La plupart de journaux parus ce lundi 29 juin consacre leur manchette aux 49 ans d’indépendance de la République démocratique du Congo.
« Kabila peut-il oser ? », titre à Une LE PHARE avec un constat amer en guise de conclusion : « En 49 ans d’indépendance, le Congo a terriblement régressé…. ».
Le journal de Polydor Muboyayi se demande si le premier d’entre les Congolais, qui semble animé de la volonté de voir le pays retrouver la paix, l’unité territoriale et la prospérité pourrait oser faire le vide autour de son pré- carré, celui-là même qu’il a jugé inefficace dans des sorties médiatiques en Occident.
En fait, note le confrère, il lui faudrait non seulement se débarrasser de ceux qui l’empêchent de faire progresser la Rdc mais aussi changer de système.
Système qui repose sur des antivaleurs telles que le clientélisme, l’enrichissement rapide et sans cause, la corruption, l’impunité, la médiocrité, la flatterie etc.
LE PHARE affirme qu’autrefois considéré comme un géant et le cerveau -moteur du décollage du continent africain à cause de ressources fabuleuses de son sol et de son sous-sol, la Rdc est devenue un nain à la merci de ses voisins annexionnistes et des aventuriers de divers horizons avides de se remplir les poches, d’usurper le pouvoir, ou d’élargir leur espace vital.
Cette analyse est également partagée par LA TEMPETE DES TROPIQUES qui affirme dans son titre leader : « 30 juin 1960- 30 juin 2009 : 49 ans de reculade pour la Rdc ».
L’indépendance vidée de sa substance, les infrastructures effondrées, des maladies éradiquées réapparaissent, le pays ne fait que sombrer, souligne la consoeur.

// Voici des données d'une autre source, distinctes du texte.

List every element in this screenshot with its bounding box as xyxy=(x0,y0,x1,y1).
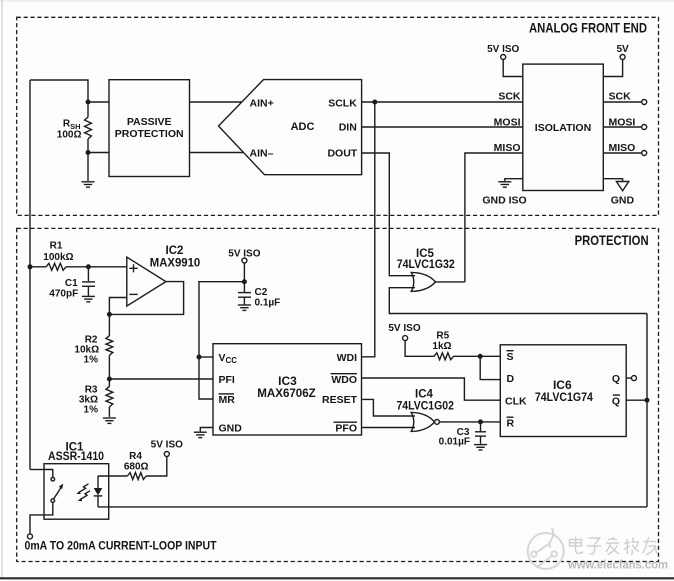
wire RSH to ground stub xyxy=(87,153,89,182)
wire MISO down to OR gate output xyxy=(465,153,523,282)
svg-text:IC2: IC2 xyxy=(166,245,184,257)
NOR output bubble xyxy=(435,420,440,425)
wire DOUT down to OR gate input xyxy=(362,153,415,276)
svg-text:680Ω: 680Ω xyxy=(124,462,149,473)
watermark text fa xyxy=(606,537,620,555)
wire Q-bar vertical feedback xyxy=(646,314,648,507)
overline S xyxy=(507,350,514,352)
svg-text:74LVC1G74: 74LVC1G74 xyxy=(535,390,593,404)
page left border xyxy=(1,0,3,578)
svg-text:MOSI: MOSI xyxy=(494,117,521,129)
svg-text:ANALOG FRONT END: ANALOG FRONT END xyxy=(529,20,647,36)
svg-text:Q: Q xyxy=(612,373,620,385)
svg-text:R5: R5 xyxy=(436,331,449,342)
wire RSH top to passive protection xyxy=(88,101,109,103)
page top border xyxy=(0,0,674,2)
svg-text:IC4: IC4 xyxy=(415,389,434,401)
svg-text:470pF: 470pF xyxy=(49,289,78,300)
wire RSH bottom to passive protection xyxy=(88,152,109,154)
svg-text:5V ISO: 5V ISO xyxy=(487,44,519,55)
svg-text:1kΩ: 1kΩ xyxy=(432,341,451,352)
wire top wire to RSH node xyxy=(30,80,88,102)
junction VCC tap xyxy=(197,355,202,360)
wire NOR output to R input xyxy=(439,421,500,423)
svg-text:www.elecfans.com: www.elecfans.com xyxy=(567,560,668,572)
op-amp - sign xyxy=(129,293,137,295)
wire op-amp output feedback xyxy=(109,282,183,315)
svg-text:1%: 1% xyxy=(84,404,99,415)
svg-text:PFI: PFI xyxy=(219,374,235,386)
watermark text dian xyxy=(570,537,584,554)
wire VCC wire xyxy=(199,356,213,358)
op-amp U-IC2 triangle xyxy=(127,257,166,306)
terminal 5V ISO at R4 xyxy=(164,452,169,457)
svg-text:ASSR-1410: ASSR-1410 xyxy=(48,451,104,463)
ground below C3 xyxy=(474,445,487,450)
svg-text:SCLK: SCLK xyxy=(328,97,357,109)
ground IC3 GND xyxy=(194,432,207,437)
junction C2 node xyxy=(242,279,247,284)
wire 5V ISO to VCC/MR rail xyxy=(199,282,244,399)
optocoupler U-IC1 ASSR-1410 box xyxy=(44,464,109,520)
terminal 5V ISO left xyxy=(501,55,506,60)
ground GND ISO xyxy=(498,182,511,187)
svg-text:MAX6706Z: MAX6706Z xyxy=(257,386,316,400)
wire PFI wire xyxy=(109,378,213,380)
junction current loop tap for R1 xyxy=(28,264,33,269)
junction op-amp + input node xyxy=(86,264,91,269)
terminal MISO xyxy=(642,151,647,156)
block U-IC3 MAX6706Z xyxy=(213,344,362,435)
wire WDO to CLK xyxy=(362,378,501,400)
opto switch arm with arrow xyxy=(54,488,61,499)
svg-text:GND ISO: GND ISO xyxy=(482,194,526,206)
svg-text:PASSIVE: PASSIVE xyxy=(127,116,172,128)
svg-text:MR: MR xyxy=(219,394,236,406)
opto LED xyxy=(97,476,99,488)
ground below R3 xyxy=(103,418,116,423)
terminal 5V ISO at C2 xyxy=(242,258,247,263)
wire Q output stub xyxy=(626,377,631,379)
junction PFI divider node xyxy=(107,377,112,382)
block U-IC6 74LVC1G74 xyxy=(500,345,626,437)
wire GND ISO stub xyxy=(505,179,523,181)
OR gate U-IC5 74LVC1G32 xyxy=(411,272,435,291)
wire OR output to MISO xyxy=(436,281,465,283)
terminal SCK xyxy=(642,100,647,105)
svg-text:DIN: DIN xyxy=(339,121,357,133)
junction SCLK junction xyxy=(372,100,377,105)
junction RSH top node xyxy=(86,100,91,105)
capacitor C3 xyxy=(475,422,486,444)
svg-text:74LVC1G02: 74LVC1G02 xyxy=(396,401,454,413)
ground below C1 xyxy=(82,296,95,301)
wire OR input feedback from /Q xyxy=(389,288,647,314)
resistor R4 xyxy=(127,457,166,480)
svg-text:R1: R1 xyxy=(50,240,63,251)
svg-text:ADC: ADC xyxy=(291,121,315,133)
ground below RSH xyxy=(82,182,95,187)
svg-text:R: R xyxy=(507,417,515,429)
overline PFO xyxy=(334,421,358,423)
svg-text:SCK: SCK xyxy=(609,91,632,103)
svg-text:CLK: CLK xyxy=(505,395,527,407)
wire GND stub IC3 xyxy=(200,428,213,432)
junction Q-bar node xyxy=(645,398,650,403)
svg-text:MISO: MISO xyxy=(494,142,521,154)
wire DIN to MOSI wire xyxy=(362,126,523,128)
svg-text:WDI: WDI xyxy=(337,352,357,364)
op-amp + sign xyxy=(129,264,137,272)
svg-text:PFO: PFO xyxy=(335,422,357,434)
block ISOLATION xyxy=(523,64,604,190)
page bottom rule xyxy=(0,577,674,579)
svg-text:5V: 5V xyxy=(616,44,629,55)
wire WDI to SCLK xyxy=(362,102,375,357)
svg-text:1%: 1% xyxy=(84,354,99,365)
overline Q-bar xyxy=(613,394,620,396)
wire GND stub xyxy=(603,179,622,181)
svg-text:0.01µF: 0.01µF xyxy=(439,437,470,448)
svg-text:GND: GND xyxy=(219,422,243,434)
wire AIN+ wire xyxy=(190,101,243,103)
svg-text:AIN–: AIN– xyxy=(250,148,274,160)
wire SCK output wire xyxy=(603,101,641,103)
svg-text:AIN+: AIN+ xyxy=(250,97,274,109)
watermark text you xyxy=(643,537,658,555)
overline MR xyxy=(219,393,235,395)
terminal current-loop input xyxy=(28,534,33,539)
block PASSIVE PROTECTION xyxy=(109,80,190,177)
wire 5V ISO down xyxy=(243,263,245,282)
svg-text:PROTECTION: PROTECTION xyxy=(115,128,184,140)
junction C3 node xyxy=(478,419,483,424)
wire MOSI output wire xyxy=(603,126,641,128)
wire LED cathode long wire to Q-bar xyxy=(98,506,647,508)
svg-text:0mA TO 20mA CURRENT-LOOP INPUT: 0mA TO 20mA CURRENT-LOOP INPUT xyxy=(25,539,218,553)
svg-text:100Ω: 100Ω xyxy=(57,129,82,140)
watermark text zi xyxy=(587,538,601,554)
svg-text:5V ISO: 5V ISO xyxy=(388,323,420,334)
resistor R1 xyxy=(30,263,88,270)
wire 5V ISO stub xyxy=(503,60,523,77)
junction RSH bottom node xyxy=(86,150,91,155)
svg-text:5V ISO: 5V ISO xyxy=(151,440,183,451)
svg-text:D: D xyxy=(507,373,515,385)
dashed box ANALOG FRONT END xyxy=(17,17,659,215)
terminal MOSI xyxy=(642,125,647,130)
junction S/D node xyxy=(478,354,483,359)
svg-text:74LVC1G32: 74LVC1G32 xyxy=(397,259,455,271)
overline WDO xyxy=(331,373,358,375)
svg-text:WDO: WDO xyxy=(331,374,357,386)
wire SCLK wire xyxy=(362,101,523,103)
wire RESET to NOR input xyxy=(362,399,416,416)
wire loop to opto xyxy=(30,469,44,471)
wire MISO output wire xyxy=(603,152,641,154)
svg-text:RESET: RESET xyxy=(322,394,358,406)
wire AIN- wire xyxy=(190,152,245,154)
junction feedback node xyxy=(107,312,112,317)
terminal 5V right xyxy=(620,55,625,60)
svg-text:DOUT: DOUT xyxy=(327,148,357,160)
wire opto bottom lead to input terminal xyxy=(30,502,53,533)
resistor R3 xyxy=(106,379,113,417)
wire node to D input xyxy=(480,356,500,379)
svg-text:5V ISO: 5V ISO xyxy=(228,249,260,260)
wire current-loop left vertical xyxy=(29,80,31,470)
svg-text:ISOLATION: ISOLATION xyxy=(535,122,591,134)
wire 5V stub xyxy=(603,60,622,77)
wire to op-amp + input xyxy=(88,266,126,268)
terminal 5V ISO at R5 xyxy=(403,336,408,341)
resistor RSH xyxy=(85,102,92,153)
svg-text:PROTECTION: PROTECTION xyxy=(575,232,649,248)
watermark text shao xyxy=(624,538,639,555)
svg-text:GND: GND xyxy=(611,194,635,206)
svg-text:MAX9910: MAX9910 xyxy=(150,257,201,269)
capacitor C2 xyxy=(238,282,251,305)
opto light arrows xyxy=(79,484,91,500)
svg-text:S: S xyxy=(507,351,514,363)
svg-text:0.1µF: 0.1µF xyxy=(255,298,281,309)
svg-text:Q: Q xyxy=(612,395,620,407)
svg-text:C1: C1 xyxy=(65,278,78,289)
ground below C2 xyxy=(238,305,251,310)
ADC U-AFE pentagon xyxy=(219,80,362,175)
resistor R2 xyxy=(106,314,113,379)
svg-text:100kΩ: 100kΩ xyxy=(43,252,73,263)
svg-text:SCK: SCK xyxy=(498,91,521,103)
wire feedback to - input xyxy=(109,298,126,315)
opto switch contact top xyxy=(51,477,55,481)
ground GND (open triangle) xyxy=(616,182,628,191)
NOR gate U-IC4 74LVC1G02 xyxy=(411,412,434,431)
opto switch contact bottom xyxy=(51,499,55,503)
wire opto switch top lead xyxy=(44,470,53,478)
watermark logo circle xyxy=(528,528,564,569)
wire PFO to NOR input xyxy=(362,427,416,429)
capacitor C1 xyxy=(82,267,95,296)
dashed box PROTECTION xyxy=(17,228,659,561)
terminal Q output xyxy=(632,376,637,381)
resistor R5 xyxy=(405,341,500,360)
wire LED anode to R4 xyxy=(98,475,127,477)
svg-text:R4: R4 xyxy=(129,451,142,462)
overline R xyxy=(507,416,514,418)
wire Q-bar output xyxy=(626,399,647,401)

Et d’ajouter, la majorité de la population considère désormais cette indépendance comme porteuse de mauvais sort pour elle et non pas comme porteuse de bonheur et de développement.
SALONGO consacre sa manchette au Sud-Kivu où, selon lui, « Une épuration ethnique est programmée » avec comme objectif l’occupation territoriale.
Ce journal fonde ses propos sur le témoignage du père Rigoberto Minani, témoignage poignant que la journaliste belge Colette Braeckman reprend dans son blog sous le titre : « La terreur règne toujours au Sud-Kivu ».
En effet, de passage à Bruxelles et s’exprimant à la tribune de Justice et Paix, le père Rigoberto qui dirige le Centre d’études pour l’action sociale et participe à toutes les négociations de paix, a expliqué que l’opération rwando congolaise Umoja Wetu avait réussi à détruire la chaîne de commandement des Fdlr et avait délogé les combattants hutus des principaux sites miniers du Kivu.
Mais pour le reste, ces hommes armés, aguerris ont gardé toute leur capacité offensive. Selon OCHA, 1330 cas de viols ont été enregistrés depuis le début de cette année au Sud- Kivu seulement. Non seulement les violences sexuelles, accompagnées d’atrocités, se multiplient, mais elles visent désormais des enfants (de 35 à 50% des cas) ainsi que des hommes adultes.
Dans le même registre, LE POTENTIEL titre « Silence, « massacre » au Kivu ».
Que des prisonniers s’évadent d’une prison, il ne s’agit nullement d’un fait extraordinaire, note ce journal. Que les mêmes évadés aient tout le temps de violer toutes les femmes emprisonnées avant de disparaître dans la nature, il est question d’un acte prémédité.
Voilà, souligne LE POTENTIEL, l’une des preuves manifestes que la situation au Kivu est des plus en plus inquiétantes et relèvent d’un plan machiavélique pour exterminer les populations congolaises.
Une situation qui se dégrade au jour le jour avec les mêmes scènes de violence dans les localités du Kivu. Viols, exactions, maisons brûlées, tueries sans discriminations de sexes et d’âge au quotidien avec comme corollaires, des milliers de déplacés cherchant même un abri de fortune.